Great day to clean some leaves from drains and gutters! Just what everyone wants to do on a pleasant day off. But whatever you want to do on Saturday, it’ll be great out. Mild afternoon temperatures that may even reach 70F in a couple spots and dry conditions. And if you have Saturday night plans or Halloween parties, no issues at all. In fact it’ll stay mild, in the 50s as clouds move in.
Overall, not a terrible day but not a nice one. The growing axis of heavy rain will be well to our west toward New York and Pennsylvania throughout the day. That being said, the influx of tropical air will likely bring us some scattered showers and a few downpours during the day. So if you’re headed to the Patriots or elsewhere, make sure to have some rain gear with you. It won’t be the main wall of water and wind that will arrive later on, so it’ll be manageable throughout the daylight hours. Southeast winds will be increasing and we may start to have ferry disruption between the Cape and Islands by the afternoon.
THIS is when the storm rolls through, and for a few hours it should be a doozy. An area of low pressure will be bombing out along the Mid-Atlantic coast and taking a path north between the Hudson and Connecticut River valleys. As it rapidly develops, an arm of tropical torrential rain will lift up toward us while intense heavy rain will also focus on New York and far western New England. That’s where the flash flooding risk is greatest – Vermont, the Berkshires, western Connecticut, and New York State. Our band will be moving so quickly that it will be tough to produce anything more than some flash flooding on roads, and it will be in the middle of the night. That should help lower the impact. 1-3″ looks likely.
Good model support for a track to our west Sunday night
Rainfall forecast from the National Weather Service
Since we’re on the east side of the storm, we’re on the mild side again. Temperatures will climb into the 60s and humidity will be on the rise as well. It’s also the side of the storm where thunder and lightning will be possible. And most importantly for us, the east side is where the strongest winds will be Sunday night. A powerful low-level jet will push up across eastern Massachusetts and then slam into Maine overnight. These winds are aloft, and oftentimes they don’t mix down to the surface. We’ll have to watch this part of the forecast carefully, but right now it looks like 50-70mph gusts will be possible across eastern Massachusetts with lower but still potent gusts inland. The highest wind risk overall is Cape Cod and the Islands, as well as Cape Ann and the Seacoast.

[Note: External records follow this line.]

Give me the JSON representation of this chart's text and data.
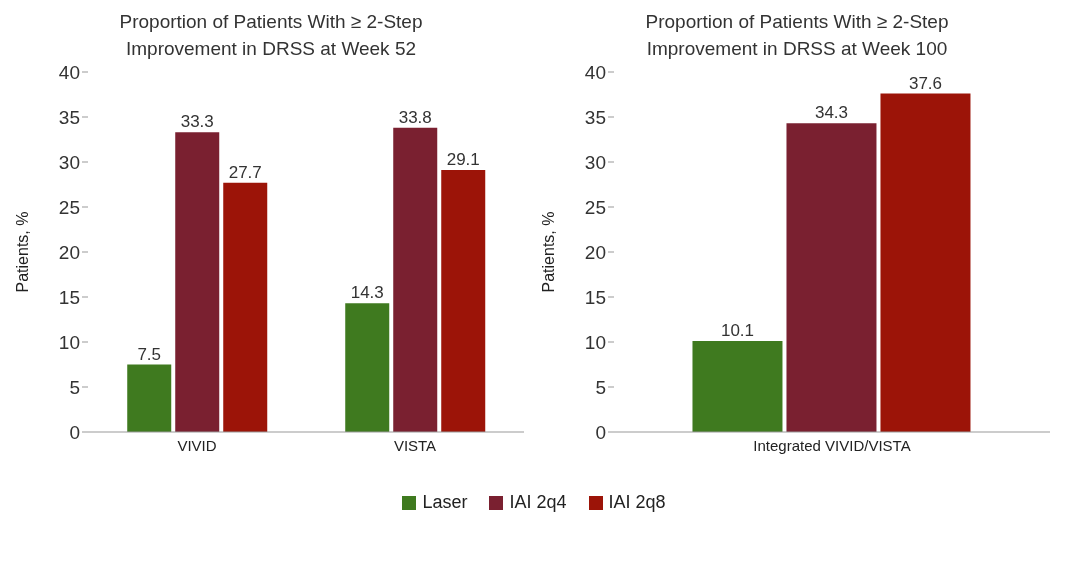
{
  "chart_data": [
    {
      "type": "bar",
      "title": "Proportion of Patients With ≥ 2-Step Improvement in DRSS at Week 52",
      "ylabel": "Patients, %",
      "categories": [
        "VIVID",
        "VISTA"
      ],
      "series": [
        {
          "name": "Laser",
          "color": "#3f7a1f",
          "values": [
            7.5,
            14.3
          ]
        },
        {
          "name": "IAI 2q4",
          "color": "#7a2030",
          "values": [
            33.3,
            33.8
          ]
        },
        {
          "name": "IAI 2q8",
          "color": "#9c1408",
          "values": [
            27.7,
            29.1
          ]
        }
      ],
      "ylim": [
        0,
        40
      ],
      "yticks": [
        0,
        5,
        10,
        15,
        20,
        25,
        30,
        35,
        40
      ],
      "grid": false,
      "data_labels": true,
      "legend": "bottom"
    },
    {
      "type": "bar",
      "title": "Proportion of Patients With ≥ 2-Step Improvement in DRSS at Week 100",
      "ylabel": "Patients, %",
      "categories": [
        "Integrated VIVID/VISTA"
      ],
      "series": [
        {
          "color": "#3f7a1f",
          "values": [
            10.1
          ]
        },
        {
          "color": "#7a2030",
          "values": [
            34.3
          ]
        },
        {
          "color": "#9c1408",
          "values": [
            37.6
          ]
        }
      ],
      "ylim": [
        0,
        40
      ],
      "yticks": [
        0,
        5,
        10,
        15,
        20,
        25,
        30,
        35,
        40
      ],
      "grid": false,
      "data_labels": true
    }
  ]
}
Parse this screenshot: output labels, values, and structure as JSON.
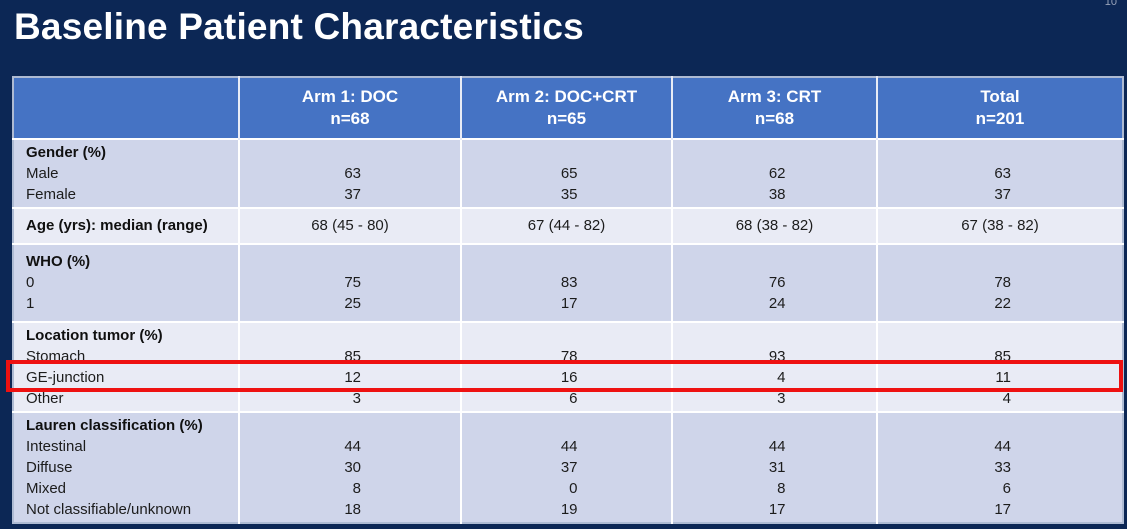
{
  "slide": {
    "title": "Baseline Patient Characteristics",
    "page_number": "10",
    "colors": {
      "background": "#0C2755",
      "header_bg": "#4573C4",
      "band_dark": "#CFD5EA",
      "band_light": "#E9EBF5",
      "highlight_red": "#EE1111",
      "title_text": "#FFFFFF",
      "body_text": "#1C1C1C"
    }
  },
  "table": {
    "columns": [
      {
        "label": "",
        "n": ""
      },
      {
        "label": "Arm 1: DOC",
        "n": "n=68"
      },
      {
        "label": "Arm 2: DOC+CRT",
        "n": "n=65"
      },
      {
        "label": "Arm 3: CRT",
        "n": "n=68"
      },
      {
        "label": "Total",
        "n": "n=201"
      }
    ],
    "groups": [
      {
        "label": "Gender (%)",
        "rows": [
          {
            "label": "Male",
            "values": [
              "63",
              "65",
              "62",
              "63"
            ]
          },
          {
            "label": "Female",
            "values": [
              "37",
              "35",
              "38",
              "37"
            ]
          }
        ]
      },
      {
        "label": "Age (yrs): median (range)",
        "values": [
          "68 (45 - 80)",
          "67 (44 - 82)",
          "68 (38 - 82)",
          "67 (38 - 82)"
        ]
      },
      {
        "label": "WHO (%)",
        "rows": [
          {
            "label": "0",
            "values": [
              "75",
              "83",
              "76",
              "78"
            ]
          },
          {
            "label": "1",
            "values": [
              "25",
              "17",
              "24",
              "22"
            ]
          }
        ]
      },
      {
        "label": "Location tumor (%)",
        "rows": [
          {
            "label": "Stomach",
            "values": [
              "85",
              "78",
              "93",
              "85"
            ]
          },
          {
            "label": "GE-junction",
            "values": [
              "12",
              "16",
              "4",
              "11"
            ],
            "highlighted": true
          },
          {
            "label": "Other",
            "values": [
              "3",
              "6",
              "3",
              "4"
            ]
          }
        ]
      },
      {
        "label": "Lauren classification (%)",
        "rows": [
          {
            "label": "Intestinal",
            "values": [
              "44",
              "44",
              "44",
              "44"
            ]
          },
          {
            "label": "Diffuse",
            "values": [
              "30",
              "37",
              "31",
              "33"
            ]
          },
          {
            "label": "Mixed",
            "values": [
              "8",
              "0",
              "8",
              "6"
            ]
          },
          {
            "label": "Not classifiable/unknown",
            "values": [
              "18",
              "19",
              "17",
              "17"
            ]
          }
        ]
      }
    ]
  }
}
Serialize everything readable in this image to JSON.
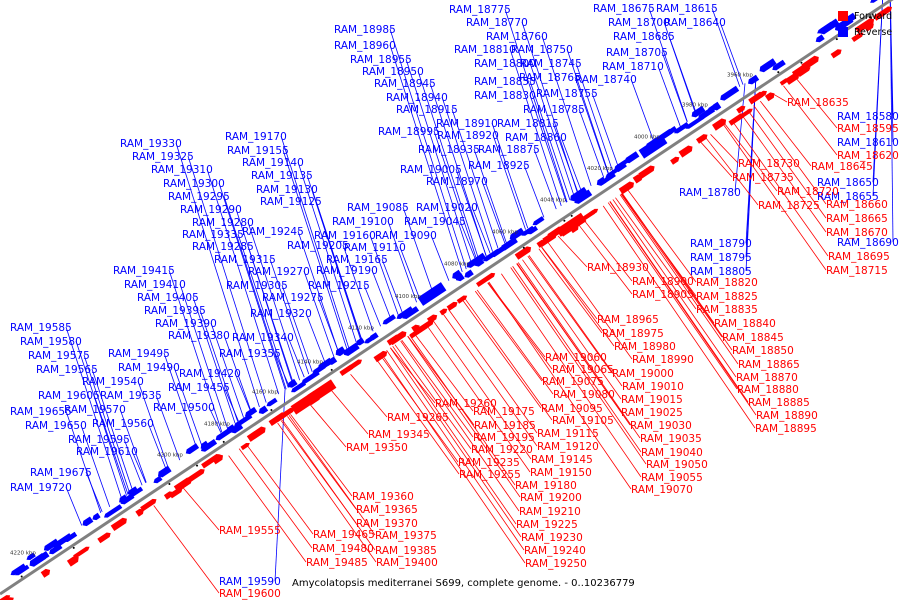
{
  "caption": "Amycolatopsis mediterranei S699, complete genome. - 0..10236779",
  "legend": [
    {
      "label": "Forward",
      "color": "#ff0000"
    },
    {
      "label": "Reverse",
      "color": "#0000ff"
    }
  ],
  "colors": {
    "forward": "#ff0000",
    "reverse": "#0000ff",
    "backbone": "#808080"
  },
  "ticks": [
    "3960 kbp",
    "3980 kbp",
    "4000 kbp",
    "4020 kbp",
    "4040 kbp",
    "4060 kbp",
    "4080 kbp",
    "4100 kbp",
    "4120 kbp",
    "4140 kbp",
    "4160 kbp",
    "4180 kbp",
    "4200 kbp",
    "4220 kbp"
  ],
  "reverse_labels": [
    "RAM_18775",
    "RAM_18770",
    "RAM_18760",
    "RAM_18810",
    "RAM_18750",
    "RAM_18800",
    "RAM_18745",
    "RAM_18855",
    "RAM_18765",
    "RAM_18740",
    "RAM_18830",
    "RAM_18755",
    "RAM_18675",
    "RAM_18615",
    "RAM_18700",
    "RAM_18640",
    "RAM_18685",
    "RAM_18705",
    "RAM_18710",
    "RAM_18985",
    "RAM_18960",
    "RAM_18955",
    "RAM_18950",
    "RAM_18945",
    "RAM_18940",
    "RAM_18915",
    "RAM_18785",
    "RAM_18910",
    "RAM_18815",
    "RAM_18995",
    "RAM_18920",
    "RAM_18860",
    "RAM_18935",
    "RAM_18875",
    "RAM_19005",
    "RAM_18925",
    "RAM_18970",
    "RAM_19330",
    "RAM_19170",
    "RAM_19325",
    "RAM_19155",
    "RAM_19310",
    "RAM_19140",
    "RAM_19300",
    "RAM_19135",
    "RAM_19295",
    "RAM_19130",
    "RAM_19290",
    "RAM_19125",
    "RAM_19085",
    "RAM_19280",
    "RAM_19020",
    "RAM_19100",
    "RAM_19045",
    "RAM_19335",
    "RAM_19245",
    "RAM_19160",
    "RAM_19090",
    "RAM_19285",
    "RAM_19205",
    "RAM_19110",
    "RAM_19315",
    "RAM_19165",
    "RAM_19270",
    "RAM_19190",
    "RAM_19305",
    "RAM_19215",
    "RAM_19275",
    "RAM_19320",
    "RAM_19415",
    "RAM_19410",
    "RAM_19405",
    "RAM_19395",
    "RAM_19390",
    "RAM_19380",
    "RAM_19340",
    "RAM_19355",
    "RAM_19585",
    "RAM_19580",
    "RAM_19575",
    "RAM_19495",
    "RAM_19565",
    "RAM_19490",
    "RAM_19540",
    "RAM_19420",
    "RAM_19455",
    "RAM_19605",
    "RAM_19535",
    "RAM_19570",
    "RAM_19500",
    "RAM_19655",
    "RAM_19560",
    "RAM_19650",
    "RAM_19595",
    "RAM_19610",
    "RAM_19675",
    "RAM_19720",
    "RAM_18780",
    "RAM_18790",
    "RAM_18795",
    "RAM_18805",
    "RAM_18580",
    "RAM_18610",
    "RAM_18650",
    "RAM_18655",
    "RAM_18690",
    "RAM_19590"
  ],
  "forward_labels": [
    "RAM_18635",
    "RAM_18595",
    "RAM_18620",
    "RAM_18645",
    "RAM_18660",
    "RAM_18665",
    "RAM_18670",
    "RAM_18695",
    "RAM_18715",
    "RAM_18730",
    "RAM_18735",
    "RAM_18720",
    "RAM_18725",
    "RAM_18930",
    "RAM_18900",
    "RAM_18905",
    "RAM_18820",
    "RAM_18825",
    "RAM_18835",
    "RAM_18840",
    "RAM_18845",
    "RAM_18850",
    "RAM_18865",
    "RAM_18870",
    "RAM_18880",
    "RAM_18885",
    "RAM_18890",
    "RAM_18895",
    "RAM_18965",
    "RAM_18975",
    "RAM_18980",
    "RAM_18990",
    "RAM_19000",
    "RAM_19060",
    "RAM_19065",
    "RAM_19075",
    "RAM_19080",
    "RAM_19010",
    "RAM_19015",
    "RAM_19025",
    "RAM_19030",
    "RAM_19035",
    "RAM_19040",
    "RAM_19050",
    "RAM_19055",
    "RAM_19070",
    "RAM_19260",
    "RAM_19265",
    "RAM_19175",
    "RAM_19185",
    "RAM_19195",
    "RAM_19105",
    "RAM_19095",
    "RAM_19115",
    "RAM_19120",
    "RAM_19220",
    "RAM_19235",
    "RAM_19255",
    "RAM_19145",
    "RAM_19150",
    "RAM_19180",
    "RAM_19200",
    "RAM_19210",
    "RAM_19225",
    "RAM_19230",
    "RAM_19240",
    "RAM_19250",
    "RAM_19345",
    "RAM_19350",
    "RAM_19360",
    "RAM_19365",
    "RAM_19370",
    "RAM_19375",
    "RAM_19385",
    "RAM_19400",
    "RAM_19465",
    "RAM_19480",
    "RAM_19485",
    "RAM_19555",
    "RAM_19600"
  ]
}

There will be about a 6-hour window, at most, that these peak gusts will be possible. It’s looking like about 9pm through 3am as of this writing. Any wind gusts over 35mph are enough to take down some trees and power lines, especially since our ground is now pretty wet after a soaking rainfall. Expect power outages and downed trees Sunday night. Will be a good idea to charge anything you might want on Monday morning before going to bed, and making sure you have a backup alarm to wake up in the morning.
Some guidance is pointing to a compact ripple of low pressure to ride up along this east side of the storm and sweep over southeastern Massachusetts Sunday night. If that happens, it may help to mix down some gusts as high as 80mph in far eastern Massachusetts. Definitely worth keeping an eye on over the next couple of days to see if this takes shape.
The rain will shut off quickly late Sunday night as the dry slot races in, though there will still be some scattered showers on Monday (especially across central Mass. and interior areas). The main issue Monday is the wind. Since the low will have bombed up (quick drop in pressure) there will be a tight gradient keeping winds very strong throughout much of Monday. Region-wide gusts 30-45, perhaps even 50mph are likely…and a little higher along the South Coast and Cape. So more downed trees and some scattered outages will be likely on Monday. Temperatures will begin falling back through the 50s as the day goes on and colder/drier air moves in.
But Wait, What About Coastal Flooding?
Normally with a coastal storm we talk about coastal flooding, right? Not expected to be a big issue this time. This particular storm has picked a good time in the tide cycle…with some of the lowest tides of the entire month this weekend. Plus, it looks like the brunt of the onshore winds will be during low tide of this already low cycle. AND the duration of strong onshore winds will be very brief. All those things considered, coastal flooding is not expected to be a big issue for us. Some wind-driven splashover is probably about it. Glad we’re not expecting a storm next weekend when some big astronomical tides move in!